Aber viele Chefs der Banden wie Sinaloas Patron Joaquín Chapo Guzmán sind frei und mehren ihr Vermögen, Guzmán belegt mit mutmaßlich einer Milliarde Dollar Platz 701 auf der Forbes-Reichenliste. Experten bezweifeln, dass sich das Gefecht mit seinen wirren Fronten so gewinnen lässt.

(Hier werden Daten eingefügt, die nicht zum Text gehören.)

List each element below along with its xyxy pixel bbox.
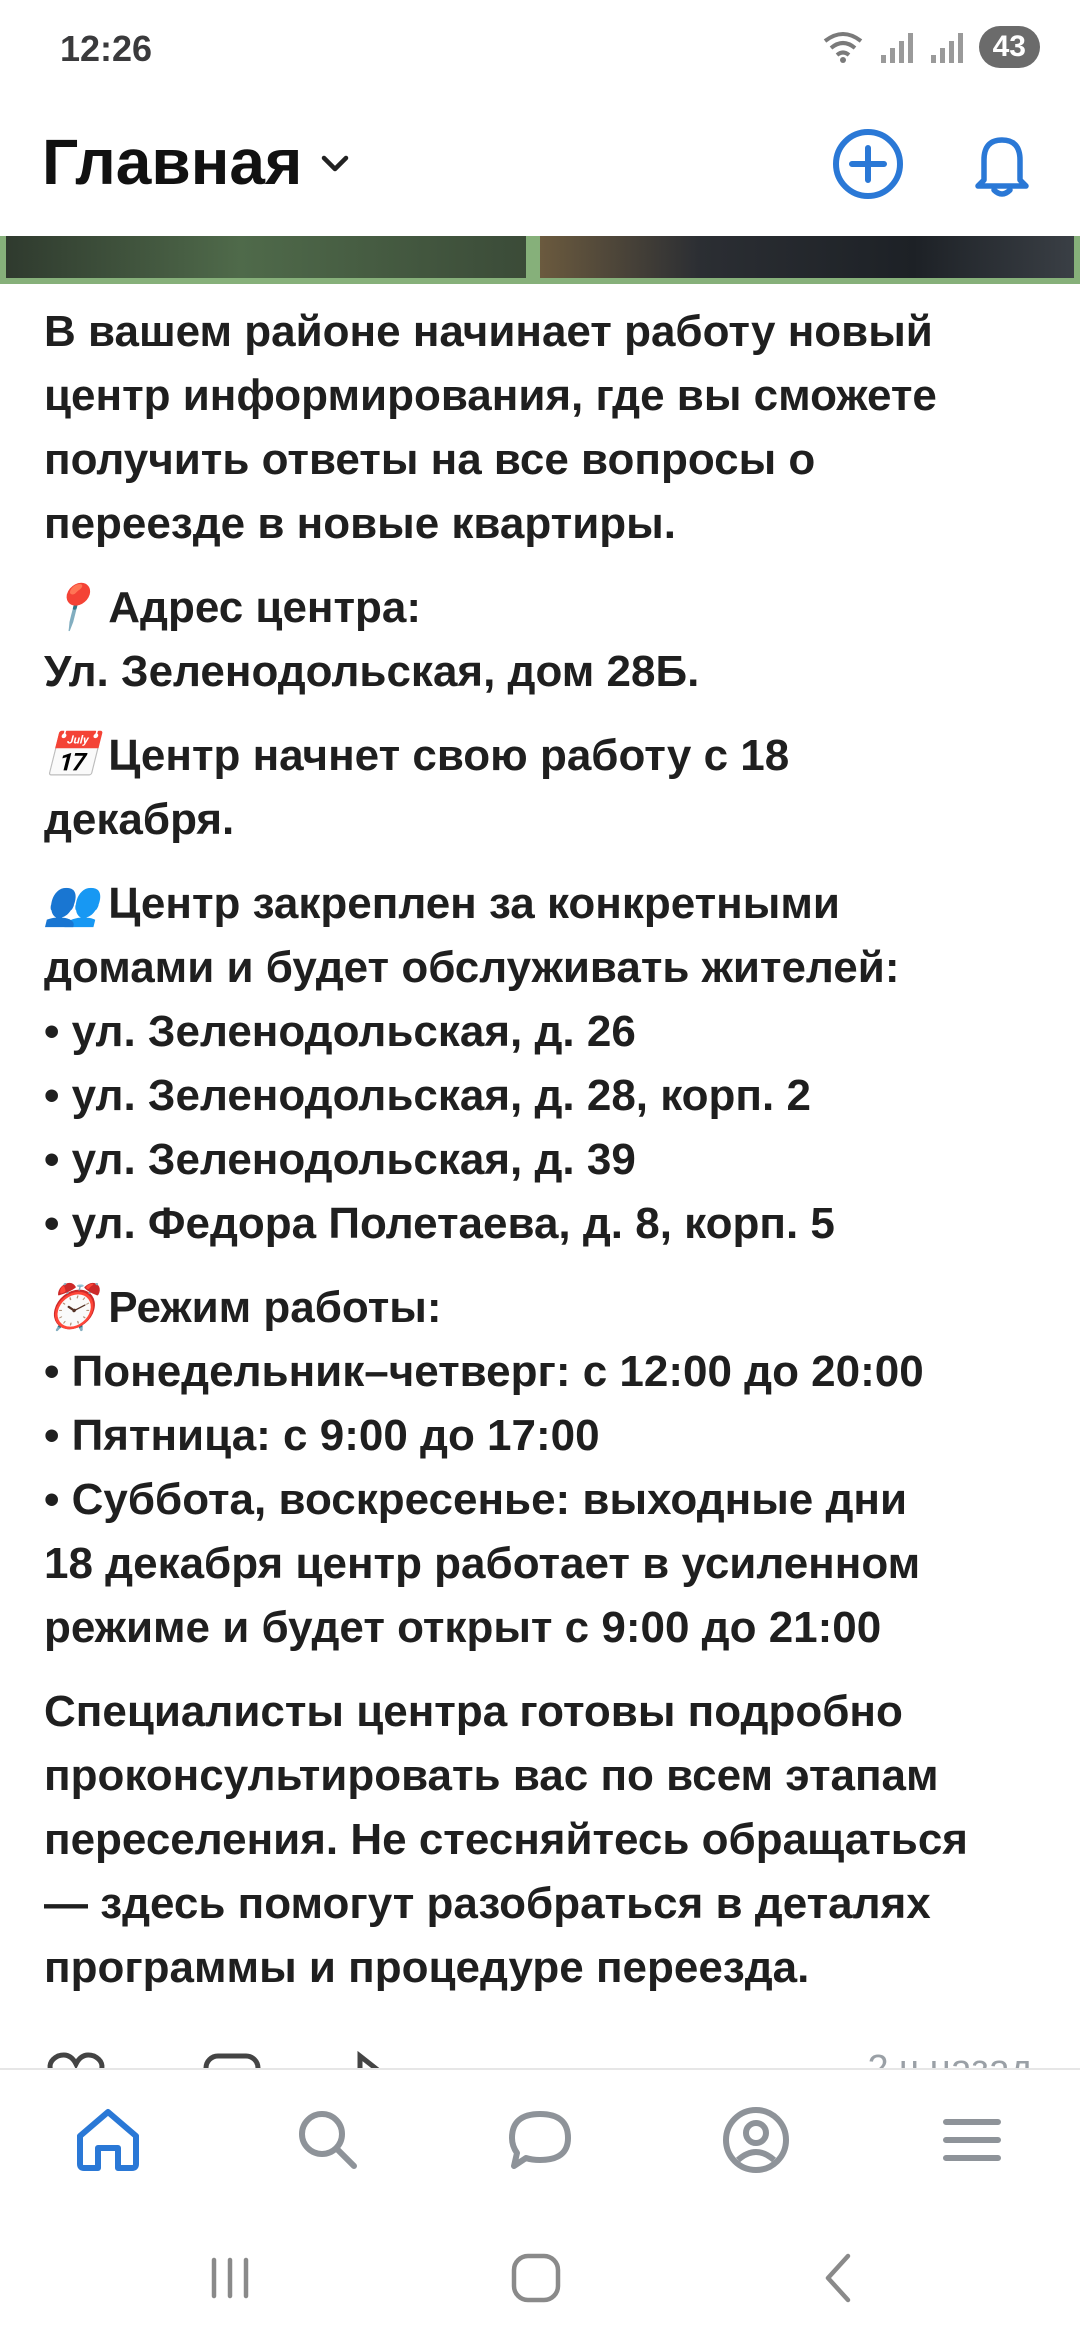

Mexikos Drogenindustrie werden Gewinne von bis zu 22 Milliarden Dollar im Jahr zugeschrieben, so viel investiert der Staat nicht annähernd in die Gegenwehr. Streitkräfte, Polizei, Justiz und Politik sind vielfach unterwandert, 450000 Mexikaner sollen an dem Geschäft beteiligt sein. Die Narcos bestechen und rüsten auf. Eine Studie der Brookings Institution kam zu dem Ergebnis, Mexiko reagiere spät und mit begrenzten Mitteln. Man müsse über eine grundsätzliche Drogenpolitik nachdenken. Von teilweiser Freigabe ist die Rede, um den Preis zu drücken. "Wir hören, wir werden gewinnen", spottet Víctor Hugo Vásquez, Sprecher des Parlaments von Mexiko-Stadt. "Das ist das, was der US-Präsident einst in Vietnam sagte."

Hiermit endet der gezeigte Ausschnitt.